Тот кивнул и отвернулся.

Человек сопел.

— Да давай же…

Я вытащил нож и перехватил поудобнее. Просунул левую руку под голову спящему, сильно сдавил ему рот и потянул на себя, правой рукой быстро откинул одежду и, врезав лезвие в шею, изо всех сил провел от уха до уха. Попал как раз в артерию, кровь теплой тугой струей приятно обдала руки. Человек захрипел, задергался, явно не понимая, что его режут; но сзади крепко налег Петр. Я вдруг почувствовал сладостное остервенение, держа трепещущее умирающее тело.

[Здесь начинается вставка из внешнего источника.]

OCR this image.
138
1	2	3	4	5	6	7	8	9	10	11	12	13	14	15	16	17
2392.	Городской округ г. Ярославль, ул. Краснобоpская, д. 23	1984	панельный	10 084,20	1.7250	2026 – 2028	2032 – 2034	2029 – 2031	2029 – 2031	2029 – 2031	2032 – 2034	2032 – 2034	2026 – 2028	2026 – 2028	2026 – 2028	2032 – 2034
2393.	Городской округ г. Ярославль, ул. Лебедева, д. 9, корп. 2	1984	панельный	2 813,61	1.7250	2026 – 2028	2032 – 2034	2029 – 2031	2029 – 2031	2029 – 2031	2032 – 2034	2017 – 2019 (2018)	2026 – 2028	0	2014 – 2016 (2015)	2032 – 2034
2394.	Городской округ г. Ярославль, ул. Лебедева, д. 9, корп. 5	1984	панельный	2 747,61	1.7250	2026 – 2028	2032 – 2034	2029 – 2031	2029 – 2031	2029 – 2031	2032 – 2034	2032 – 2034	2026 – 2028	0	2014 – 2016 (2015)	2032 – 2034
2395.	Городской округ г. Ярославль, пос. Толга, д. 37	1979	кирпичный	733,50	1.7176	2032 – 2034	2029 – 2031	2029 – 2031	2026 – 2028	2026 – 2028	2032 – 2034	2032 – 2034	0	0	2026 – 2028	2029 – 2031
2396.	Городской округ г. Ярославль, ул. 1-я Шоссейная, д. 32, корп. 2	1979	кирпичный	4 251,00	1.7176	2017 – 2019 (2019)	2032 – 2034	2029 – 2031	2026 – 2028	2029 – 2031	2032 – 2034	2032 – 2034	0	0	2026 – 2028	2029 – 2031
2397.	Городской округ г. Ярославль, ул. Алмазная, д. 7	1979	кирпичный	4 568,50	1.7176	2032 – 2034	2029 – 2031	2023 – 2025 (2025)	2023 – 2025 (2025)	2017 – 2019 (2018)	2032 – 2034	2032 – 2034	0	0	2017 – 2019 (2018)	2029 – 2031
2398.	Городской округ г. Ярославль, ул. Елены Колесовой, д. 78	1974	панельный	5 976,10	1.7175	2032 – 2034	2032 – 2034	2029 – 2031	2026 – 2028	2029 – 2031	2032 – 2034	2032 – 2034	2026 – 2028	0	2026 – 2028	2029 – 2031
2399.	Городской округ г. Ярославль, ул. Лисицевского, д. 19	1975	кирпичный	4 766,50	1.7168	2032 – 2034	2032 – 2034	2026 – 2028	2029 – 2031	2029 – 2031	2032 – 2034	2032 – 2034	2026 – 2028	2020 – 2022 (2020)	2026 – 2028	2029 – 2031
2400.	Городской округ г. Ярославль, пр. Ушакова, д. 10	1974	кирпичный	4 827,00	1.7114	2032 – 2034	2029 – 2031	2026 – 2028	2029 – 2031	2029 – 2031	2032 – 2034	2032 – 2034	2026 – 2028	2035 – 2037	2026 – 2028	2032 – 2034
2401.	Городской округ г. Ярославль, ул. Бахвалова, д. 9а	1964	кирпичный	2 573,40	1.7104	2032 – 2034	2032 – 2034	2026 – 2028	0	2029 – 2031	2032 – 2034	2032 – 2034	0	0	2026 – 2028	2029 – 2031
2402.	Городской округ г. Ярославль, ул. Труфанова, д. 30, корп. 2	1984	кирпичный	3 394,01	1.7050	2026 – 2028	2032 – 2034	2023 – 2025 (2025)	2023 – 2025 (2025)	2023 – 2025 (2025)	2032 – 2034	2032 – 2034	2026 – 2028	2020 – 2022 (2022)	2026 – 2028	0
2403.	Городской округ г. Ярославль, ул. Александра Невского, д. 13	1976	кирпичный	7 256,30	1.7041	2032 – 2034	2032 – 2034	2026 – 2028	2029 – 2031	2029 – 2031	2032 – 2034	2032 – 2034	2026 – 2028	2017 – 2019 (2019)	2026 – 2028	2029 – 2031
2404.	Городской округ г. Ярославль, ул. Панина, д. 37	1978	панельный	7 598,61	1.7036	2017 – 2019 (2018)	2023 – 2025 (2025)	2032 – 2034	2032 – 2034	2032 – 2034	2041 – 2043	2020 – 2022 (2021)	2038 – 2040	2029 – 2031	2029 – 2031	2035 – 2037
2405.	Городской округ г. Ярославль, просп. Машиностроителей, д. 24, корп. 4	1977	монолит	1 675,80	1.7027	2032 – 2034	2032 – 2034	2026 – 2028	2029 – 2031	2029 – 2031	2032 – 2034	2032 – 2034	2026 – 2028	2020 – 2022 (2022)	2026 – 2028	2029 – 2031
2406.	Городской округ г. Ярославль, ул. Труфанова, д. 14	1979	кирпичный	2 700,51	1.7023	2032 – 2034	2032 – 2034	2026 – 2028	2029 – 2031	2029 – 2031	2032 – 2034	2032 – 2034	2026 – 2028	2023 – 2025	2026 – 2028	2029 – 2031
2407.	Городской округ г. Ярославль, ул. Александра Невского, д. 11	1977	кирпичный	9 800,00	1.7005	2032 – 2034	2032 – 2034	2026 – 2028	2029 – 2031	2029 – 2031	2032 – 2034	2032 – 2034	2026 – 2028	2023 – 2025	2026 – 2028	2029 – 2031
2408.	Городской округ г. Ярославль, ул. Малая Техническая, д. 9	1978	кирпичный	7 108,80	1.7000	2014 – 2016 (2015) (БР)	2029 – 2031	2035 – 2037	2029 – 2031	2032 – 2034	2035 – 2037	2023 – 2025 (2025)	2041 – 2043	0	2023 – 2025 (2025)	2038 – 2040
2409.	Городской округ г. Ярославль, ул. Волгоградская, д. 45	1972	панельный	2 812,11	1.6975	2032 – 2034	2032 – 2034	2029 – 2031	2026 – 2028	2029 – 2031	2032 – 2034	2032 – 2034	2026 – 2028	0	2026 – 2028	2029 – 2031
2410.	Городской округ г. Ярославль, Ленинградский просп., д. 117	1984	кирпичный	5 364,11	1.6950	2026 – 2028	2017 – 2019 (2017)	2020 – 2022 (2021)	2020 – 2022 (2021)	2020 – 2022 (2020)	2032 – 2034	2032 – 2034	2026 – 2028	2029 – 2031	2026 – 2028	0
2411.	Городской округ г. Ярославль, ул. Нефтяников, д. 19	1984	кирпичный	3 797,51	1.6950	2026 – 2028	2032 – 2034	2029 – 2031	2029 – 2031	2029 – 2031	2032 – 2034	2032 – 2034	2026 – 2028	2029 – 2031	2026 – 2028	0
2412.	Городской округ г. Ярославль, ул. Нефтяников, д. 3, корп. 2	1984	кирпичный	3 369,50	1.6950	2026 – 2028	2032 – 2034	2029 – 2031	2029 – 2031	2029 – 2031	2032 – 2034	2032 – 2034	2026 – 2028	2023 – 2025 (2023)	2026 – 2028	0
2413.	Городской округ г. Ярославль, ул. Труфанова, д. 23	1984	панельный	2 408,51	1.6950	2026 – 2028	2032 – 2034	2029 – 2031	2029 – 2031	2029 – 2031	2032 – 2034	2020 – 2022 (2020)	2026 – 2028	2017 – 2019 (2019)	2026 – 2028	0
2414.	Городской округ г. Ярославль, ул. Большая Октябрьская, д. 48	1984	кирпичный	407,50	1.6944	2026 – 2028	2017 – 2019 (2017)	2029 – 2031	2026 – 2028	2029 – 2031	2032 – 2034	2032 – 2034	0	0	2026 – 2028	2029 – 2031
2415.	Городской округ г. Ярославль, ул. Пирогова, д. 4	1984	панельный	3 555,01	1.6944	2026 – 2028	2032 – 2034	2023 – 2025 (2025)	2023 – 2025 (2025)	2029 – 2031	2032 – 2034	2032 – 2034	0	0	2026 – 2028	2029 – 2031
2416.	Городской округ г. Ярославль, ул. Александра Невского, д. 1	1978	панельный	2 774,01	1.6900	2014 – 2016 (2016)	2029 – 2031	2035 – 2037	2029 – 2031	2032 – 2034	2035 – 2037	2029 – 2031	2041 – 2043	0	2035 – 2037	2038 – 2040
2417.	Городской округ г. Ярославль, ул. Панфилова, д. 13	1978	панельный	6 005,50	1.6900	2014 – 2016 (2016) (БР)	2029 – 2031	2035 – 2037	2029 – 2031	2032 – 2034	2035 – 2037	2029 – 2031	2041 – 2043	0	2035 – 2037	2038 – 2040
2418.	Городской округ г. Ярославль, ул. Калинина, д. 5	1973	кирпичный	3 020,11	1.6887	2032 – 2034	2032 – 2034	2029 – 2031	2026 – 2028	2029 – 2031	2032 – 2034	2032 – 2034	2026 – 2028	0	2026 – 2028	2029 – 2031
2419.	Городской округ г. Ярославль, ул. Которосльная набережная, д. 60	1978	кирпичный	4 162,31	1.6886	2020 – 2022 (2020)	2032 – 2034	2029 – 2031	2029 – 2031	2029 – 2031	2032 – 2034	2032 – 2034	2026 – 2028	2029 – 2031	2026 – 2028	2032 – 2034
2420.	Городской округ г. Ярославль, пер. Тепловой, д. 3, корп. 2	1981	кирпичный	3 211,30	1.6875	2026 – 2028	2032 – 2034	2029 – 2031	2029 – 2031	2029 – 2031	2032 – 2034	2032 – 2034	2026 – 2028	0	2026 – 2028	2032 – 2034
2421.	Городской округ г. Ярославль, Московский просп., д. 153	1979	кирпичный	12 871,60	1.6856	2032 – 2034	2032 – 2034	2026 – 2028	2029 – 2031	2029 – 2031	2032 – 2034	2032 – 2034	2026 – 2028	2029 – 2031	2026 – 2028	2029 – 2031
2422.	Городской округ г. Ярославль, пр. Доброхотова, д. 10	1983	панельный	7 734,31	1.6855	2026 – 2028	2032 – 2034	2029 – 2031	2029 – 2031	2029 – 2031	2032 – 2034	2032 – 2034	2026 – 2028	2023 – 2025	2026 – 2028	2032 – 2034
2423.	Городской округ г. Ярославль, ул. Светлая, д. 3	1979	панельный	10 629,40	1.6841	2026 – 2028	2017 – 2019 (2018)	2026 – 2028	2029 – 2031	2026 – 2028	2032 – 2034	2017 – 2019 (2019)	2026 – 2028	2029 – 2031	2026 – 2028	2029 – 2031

— Все, все, тише, тише… сейчас все закончится…

Человек продолжал биться в наших руках, я с размаху воткнул нож ему в голову. Хрустнуло, по руке пробежало ощущение: лезвие трется о кость. Еще удар. Еще. Ломается череп, я его ломаю. А под костью — мякоть мозга. Студенистая и податливая. Я не удержался и, поддаваясь странному приливу нежности, нагнулся и поцеловал убитого в затылок.

— Вот черт, падла, как от поросенка, накровавил, — пропыхтел я, чтобы скрыть от Петра неожиданный даже для меня поступок.

Когда человек затих, мы откинулись на пол и долго переводили дыхание.

— Но долго высиживать все равно не будем, — наконец, произнес Петр, — его могут хватиться.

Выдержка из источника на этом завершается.